A classe Nacra 17 é estreante na vela em Olimpíadas. Isso de alguma forma pode ajudar em uma surpresa na competição?
Isso não muda. Todo mundo já está velejando há três, quatro anos na classe, nós aqui do Brasil começamos por último, com um ano de atraso, mas é novo nos Jogos mas nas competições não é mais uma uma novidade. Todo mundo já tem um bom domínio do barco e farão o melhor para buscar a medalha.
E por que teve esse atraso no Brasil?
Aqui no Brasil temos dificuldades em diversas coisas. Primeiro pela distância e demora na chegada dos barcos. Ele foram fabricados em outubro de 2012, logo após os Jogos de Pequim, e as principais competições mundiais já foram realizadas no início de 2013. Nós compramos os barcos apenas em fevereiro e com a importação e toda a logística para trazê-los ao país, os primeiros barcos foram chegar apenas em junho, e o meu foi chegar apenas em outubro de 2013. Então perdi um ano por conta disso.
E essa é a primeira classe mista em uma Olimpíada. É diferente velejar com uma mulher? Há um cuidado maior?
Não muda. A Isabel é uma velejadora bem experiente, é medalhista olímpica e tem muitas horas dentro de um barco. Não vejo muita diferença na hora da regata, de velejar com um homem ou uma mulher. O objetivo é o mesmo e a vontade de ganhar também. Mas às vezes tem que tomar um pouco de cuidado com as mulheres na forma de falar ou agir durante a competição pois as mulheres podem interpretar isso como algo mais pessoal e se chatear um pouco. Mas nossos eventuais problemas ficam dentro do barco e estamos bem focados em fazer o melhor pela equipe, e a Isabel não mede esforços para fazer o melhor possível.
Como começou essa parceria com a Isabel?
Antes de velejar com a Isabel, eu comecei velejando com a Caroline, que é uma menina de Porto Alegre e velejamos juntos durante dois meses mas ela não se adaptou ao barco. Depois treinei com a Georgia, também de Porto Alegre, e no decorrer da campanha eu senti a necessidade de fazer alguns ajustes e melhorar minha performance, e uma dessas coisas foi experimentar uma nova proeira que tivesse um biotipo um pouco maior, com um pouco mais de força física. E a Isabel estava declinando da campanha olímpica em outra classe e eu vi nela boas características nela e resolvi arriscar nessa parceria e deu certo.
A parceria é recente, tem um ano apenas. Ainda tem o que entrosar ou esse tempo foi o suficiente?
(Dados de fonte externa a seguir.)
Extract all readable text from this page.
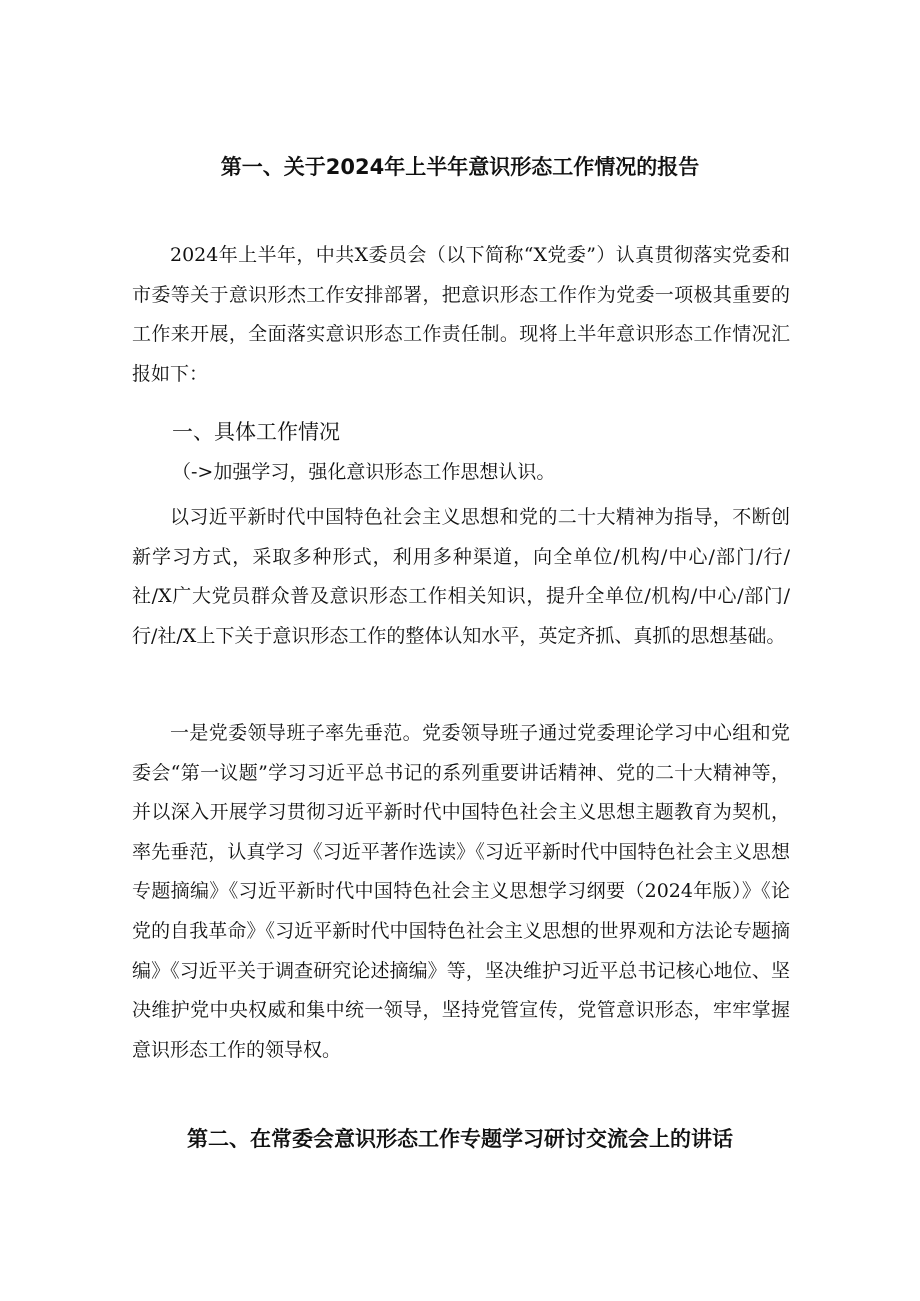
第一、关于2024年上半年意识形态工作情况的报告

2024年上半年，中共X委员会（以下简称“X党委”）认真贯彻落实党委和市委等关于意识形杰工作安排部署，把意识形态工作作为党委一项极其重要的工作来开展，全面落实意识形态工作责任制。现将上半年意识形态工作情况汇报如下：

一、具体工作情况
（->加强学习，强化意识形态工作思想认识。

以习近平新时代中国特色社会主义思想和党的二十大精神为指导，不断创新学习方式，采取多种形式，利用多种渠道，向全单位/机构/中心/部门/行/社/X广大党员群众普及意识形态工作相关知识，提升全单位/机构/中心/部门/行/社/X上下关于意识形态工作的整体认知水平，英定齐抓、真抓的思想基础。

一是党委领导班子率先垂范。党委领导班子通过党委理论学习中心组和党委会“第一议题”学习习近平总书记的系列重要讲话精神、党的二十大精神等，并以深入开展学习贯彻习近平新时代中国特色社会主义思想主题教育为契机，率先垂范，认真学习《习近平著作选读》《习近平新时代中国特色社会主义思想专题摘编》《习近平新时代中国特色社会主义思想学习纲要（2024年版）》《论党的自我革命》《习近平新时代中国特色社会主义思想的世界观和方法论专题摘编》《习近平关于调查研究论述摘编》等，坚决维护习近平总书记核心地位、坚决维护党中央权威和集中统一领导，坚持党管宣传，党管意识形态，牢牢掌握意识形态工作的领导权。

第二、在常委会意识形态工作专题学习研讨交流会上的讲话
Não, tem muito ainda para entrosar. O barco é bem difícil e a gente demora para viver todas as situações de uma regata. Com certeza, estamos em um nível muito bom e nosso desafio realmente é o tempo, pois as outras duplas passaram por isso dois anos atrás. Melhoramos muito mas só saberemos se é o suficiente depois da Olimpíada.
A Baia de Guanabara, onde será a competição de vela na Rio-2016, foi muito criticado pela poluição da água. Como você avalia o local para a disputa?
As condições da Baia de Guanabara não foram as ideias no ciclo olímpico. A gente sabe que a Baia deixa um pouco a desejar, tem dias melhores ou piores. Mas, nos principais eventos que tivemos, como o evento-teste, as condições foram boas para a regata. Algumas medidas foram tomadas para ter boas condições. Como brasileiro, eu gostaria que a Baia de Guanabara permanecesse limpa e tivesse um legado mas não acredito que vamos atingir isso. Em termos de competição, se tiver lixo ou não, vai ter para todo mundo. Temos que redobrar a atenção e tentar evitar, pois não tem muito o que fazer.
Você já velejou lá. Como o lixo na água interfere na disputa? Tem que mudar o trajeto, perde velocidade…
Pode ter um lixo como um saco plástico que engate na quilha ou leme do barco e isso faz você perder rendimento e velocidade. Isso pode acontecer e é o que acontece lá.
Qual o comentário de outros atletas olímpicos sobre o local?
Teve uma pressão maior algum tempo atrás. Nas competições a gente escutava mais falar sobre a Baia de Guanabara. Agora, todo mundo está focado em fazer o melhor resultado nos Jogos Olímpicos, pois todos já sabem que vai ser ali e não tem mais se preocupado com isso. Agora isso foi deixado um pouco de lado.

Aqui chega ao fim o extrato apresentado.